ECB in focus after Fed’s Yellen hints at further rate rises
19:00, 18 January 2017
· By CMC Markets
Stock markets on both sides of the Atlantic continue to trade in a cautious fashion this week, with politics just as much a driver as the economics with European markets recovering from their Tuesday sell-off, and US markets closing mixed.
US markets continue to trade cautiously below their all-time highs as uncertainty about the new administration’s view of the strength of the US dollar clash with the priorities of the Federal Reserve who still seem quite keen to continuing normalising monetary policy, if Fed Chief Janet Yellen’s comments last night are anything to go by.
Her warnings about the risks of waiting too long to raise rates further caused the US dollar to continue its recovery from its sharp Tuesday sell-off, with the pound the biggest casualty as it gave back some of its Tuesday Brexit speech gains, raising the prospect that the rally may merely have been a “dead cat bounce”
With US core CPI now above 2% and the unemployment rate at 4.7%, markets still appear to be expecting at least two Fed rate rises this year, even allowing for some on the committee calling for more than that.
Nevertheless markets had similar expectations last year and we only got a single rate rise, that being said the economic environment now is fundamentally different and as such expectations appear much more realistic.
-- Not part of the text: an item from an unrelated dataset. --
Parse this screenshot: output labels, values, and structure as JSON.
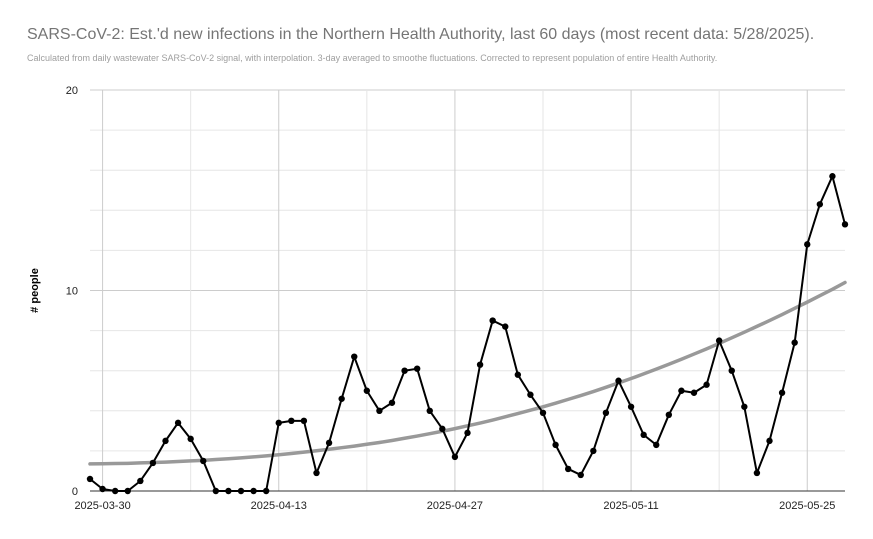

While the Fed may well want to hasten the removal of an accommodative monetary policy there is a strong feeling that they may not be able to, which begs the question as to what might prevent them from doing so.
As Harold McMillan is quoted as once famously saying, “events, dear boy, events” in answer to a question as to what could cause a change of policy.
Firstly there is some concern that the strength of the US dollar along with further monetary policy divergence could well derail the very type of manufacturing renaissance that new President elect Trump would like to generate, with his remarks this week prompting a sharp US dollar sell off in response.
Much is likely to depend on how much further the inflation genie has to go given that we are also seeing evidence of rising prices elsewhere in the global economy, in China, as well as Germany and the UK this week.
In the last three years the US dollar index has risen 28% from its 2014 lows, as well as being at 13 year highs, which would suggest that further gains might well start to act as a drag on the US economy.
For now there appears little evidence of that but with other central banks no nearer to reversing their own stimulative policies the monetary policy divergence seen in the last 12 months is likely to get even worse, putting further upward pressure on the greenback.
Last month the European Central Bank surprised no one by extending their own easing program despite concerns that it was unnecessary given recent evidence that the economy was still performing quite well, while at the same time prices were continuing to rise.
Today, in their first meeting of 2017 they are not expected to do anything further with the most recent minutes highlighting sharp divisions between various policymakers about extensions and monthly amounts.
As it is German opposition to further stimulus as well along with pressure for a taper is only likely to increase given this week’s German CPI numbers, which jumped to 1.7% in December.
It is already thought unlikely that ECB President Mario Draghi would be able to carry the council to add additional stimulus this year in any case, particularly with a German election coming up in September, which means the press conference is likely to be uneventful, though we could well expect some questions about the state of the Italian banking system, given that the current crisis there seems no closer to a satisfactory resolution.
EURUSD – the euro has slipped back from the 1.0720 level, however while above trend line support now at 1.0550, from the lows this year the short term uptrend continues to remain intact. A move below 1.0540 retargets the 1.0450 area.
GBPUSD – having topped out at 1.2430 it appears we are in a clearly defined range with double support at 1.1980. A move through 1.2440 has the potential to trigger a move towards the December highs at 1.2800.
EURGBP – the euro continues to look vulnerable here and needs to break back above the 0.8750 area to retarget the recent highs. A move through the lows this week at 0.8620 has the potential to target a move towards the 0.8480 area.
USDJPY – the sharp rebound from the 112.55 level throws the scenario for a move towards 111.00 into doubt. A move through the 114.80 level would likely confirm that and trigger a move towards 115.30.